Data sharing and collaboration are vital in science, and LLMs can help prepare code, documentation, metadata, and synthetic examples for broader use. Synthetic data can help navigate patient-data sharing restrictions, but privacy risk must still be evaluated [synthetic data review]. Example prompts:

  1. Data Dictionary Prompt: "Generate a data dictionary from this schema-only column list: record_id, age_band, group, measure_before, measure_after, outcome_flag. Provide descriptions, units, possible values, and validation rules. Do not ask for row examples."

  2. De-identification Planning Prompt: "Create a local de-identification planning checklist for a health dataset without seeing the dataset. Include direct identifiers, quasi-identifiers, dates, geographic fields, free text, small cells, approval requirements, and validation steps a human should perform in the approved environment."

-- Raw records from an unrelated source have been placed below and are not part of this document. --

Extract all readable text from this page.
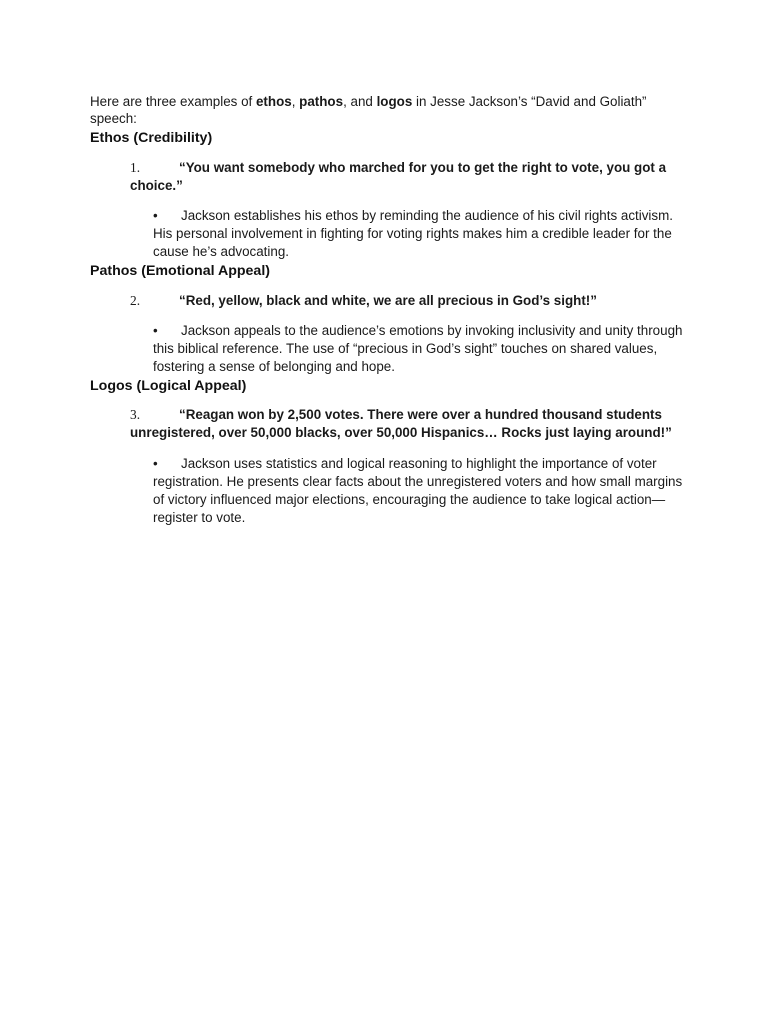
Here are three examples of ethos, pathos, and logos in Jesse Jackson’s “David and Goliath” speech:
Ethos (Credibility)
1.	“You want somebody who marched for you to get the right to vote, you got a choice.”
• Jackson establishes his ethos by reminding the audience of his civil rights activism. His personal involvement in fighting for voting rights makes him a credible leader for the cause he’s advocating.
Pathos (Emotional Appeal)
2.	“Red, yellow, black and white, we are all precious in God’s sight!”
• Jackson appeals to the audience’s emotions by invoking inclusivity and unity through this biblical reference. The use of “precious in God’s sight” touches on shared values, fostering a sense of belonging and hope.
Logos (Logical Appeal)
3.	“Reagan won by 2,500 votes. There were over a hundred thousand students unregistered, over 50,000 blacks, over 50,000 Hispanics… Rocks just laying around!”
• Jackson uses statistics and logical reasoning to highlight the importance of voter registration. He presents clear facts about the unregistered voters and how small margins of victory influenced major elections, encouraging the audience to take logical action—register to vote.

  3. Packaging Code (R) Prompt: "Explain how to convert an analysis script into an R package: usethis for structure, functions in R/, documentation, sharing on GitHub."

  4. Reusable Notebook (Python, Jupyter) Prompt: "Tips for structuring a Jupyter Notebook for others to run easily: install/import blocks, relative paths, parameter sections, clear markdown instructions."

  5. Synthetic Data Generation Prompt: "How can I generate a synthetic dataset from documented schema rules and approved aggregate distributions, without giving the LLM real rows? Mention why synthetic data helps with examples but still requires privacy review."

  6. Public Repository Prompt: "Checklist for sharing code, documentation, synthetic fixtures, and approved aggregate results on Dryad/Zenodo: choose license, add metadata, exclude protected data, verify ignored files, and explain how to cite. Provide a short best-practices list."

  7. Collaboration Workflow Prompt: "Describe a workflow for collaborative analysis using Git and LLM assistance while keeping the codebase separate from protected data. Emphasize a code-only GitHub repository, approved one-direction code synchronization into the protected environment, synthetic fixtures for tests, and no GenAI agent access to PHI/PII."

  8. PHI-Safe Prompt Rewrite Prompt: "Review the sanitized prompt below and identify any remaining categories of sensitive information that should be removed before LLM use. Preserve the technical task, replace any remaining concrete examples with synthetic placeholders, and return a safer version."

  9. Publication Disclosure Draft Prompt: "Draft a manuscript disclosure statement describing AI assistance for code refactoring and documentation. State what humans reviewed and verified, which tests were run, and avoid implying that the AI tool is an author or a primary source."


Each of these prompts shows how users in biostatistics, bioinformatics, and data science can engage LLMs for technical help without exposing individual-level data. By specifying the programming language or libraries, clarifying the output format, and supplying only schemas, synthetic fixtures, or approved aggregate results, one can leverage generative AI to save time, learn new techniques, and maintain reproducible workflows [PharmaSUG prompt engineering]. As these examples illustrate, LLMs can act as coding assistants, statistical consultants, or explainers, but they should not be treated as approved handlers of PHI, PII, controlled-access data, or private data environments.

{: .takeaway }

The best prompt-library entries are starting points, not final instructions. Add your project context, constraints, expected outputs, and evidence required for acceptance.